Love thanked rock critic Jessica Hopper, who revealed that this statistic is “worse than women-artists-on-country radio numbers (10%) and women headliners at major music festivals (13%).”

Artists can be inducted into the Rock Hall of Fame 25 years after the release of their first album. However, Love reveals that many female musicians were eligible years before their nominations. Kate Bush, for instance, didn’t make the nominee list until 2018, despite being eligible since 2004. Bush was the first female artist to hit No 1 on the UK charts. She was also “the first woman in pop history to write every track on a million-selling debut”. Despite this, and despite being nominated four times, she still isn’t in.

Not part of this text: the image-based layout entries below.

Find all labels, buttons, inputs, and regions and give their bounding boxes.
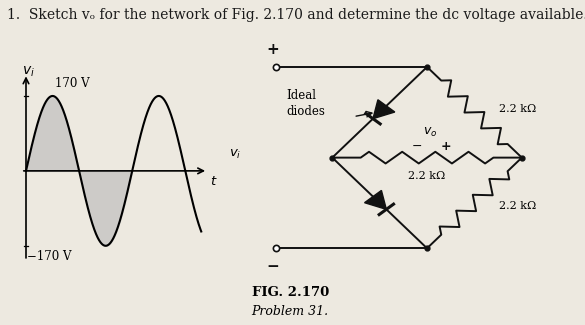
Text: $v_i$: $v_i$ [229,148,241,161]
Text: diodes: diodes [287,105,325,118]
Polygon shape [373,100,395,119]
Text: $v_o$: $v_o$ [424,125,438,138]
Text: FIG. 2.170: FIG. 2.170 [252,286,329,299]
Text: −170 V: −170 V [27,250,71,263]
Text: $v_i$: $v_i$ [22,65,35,80]
Text: Problem 31.: Problem 31. [252,305,329,318]
Text: −: − [411,140,422,153]
Text: 2.2 kΩ: 2.2 kΩ [499,104,536,114]
Text: $t$: $t$ [209,175,217,188]
Text: 2.2 kΩ: 2.2 kΩ [408,171,446,181]
Text: 2.2 kΩ: 2.2 kΩ [499,201,536,211]
Text: 170 V: 170 V [55,77,90,90]
Text: +: + [266,42,279,57]
Text: Ideal: Ideal [287,89,316,102]
Polygon shape [364,190,386,209]
Text: −: − [266,259,279,274]
Text: 1.  Sketch vₒ for the network of Fig. 2.170 and determine the dc voltage availab: 1. Sketch vₒ for the network of Fig. 2.1… [7,8,585,22]
Text: +: + [441,140,452,153]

Induction into the Rock & Roll Hall of Fame can be “life-changing”, explained Love. For an artist, it can mean “the difference between touring secondary-market casinos opening for a second-rate comedian, or headlining respected festivals.”

Kate Bush
Credit: Getty Images

Love believes that the nominating committee is “broken” and shamed HBO for “propping up this farce”. She concluded her article with some strong words for the Rock Hall of fame:

“If the Rock Hall is not willing to look at the ways it is replicating the violence of structural racism and sexism that artists face in the music industry, if it cannot properly honour what visionary women artists have created, innovated, revolutionised and contributed to popular music – well, then let it go to hell in a handbag.”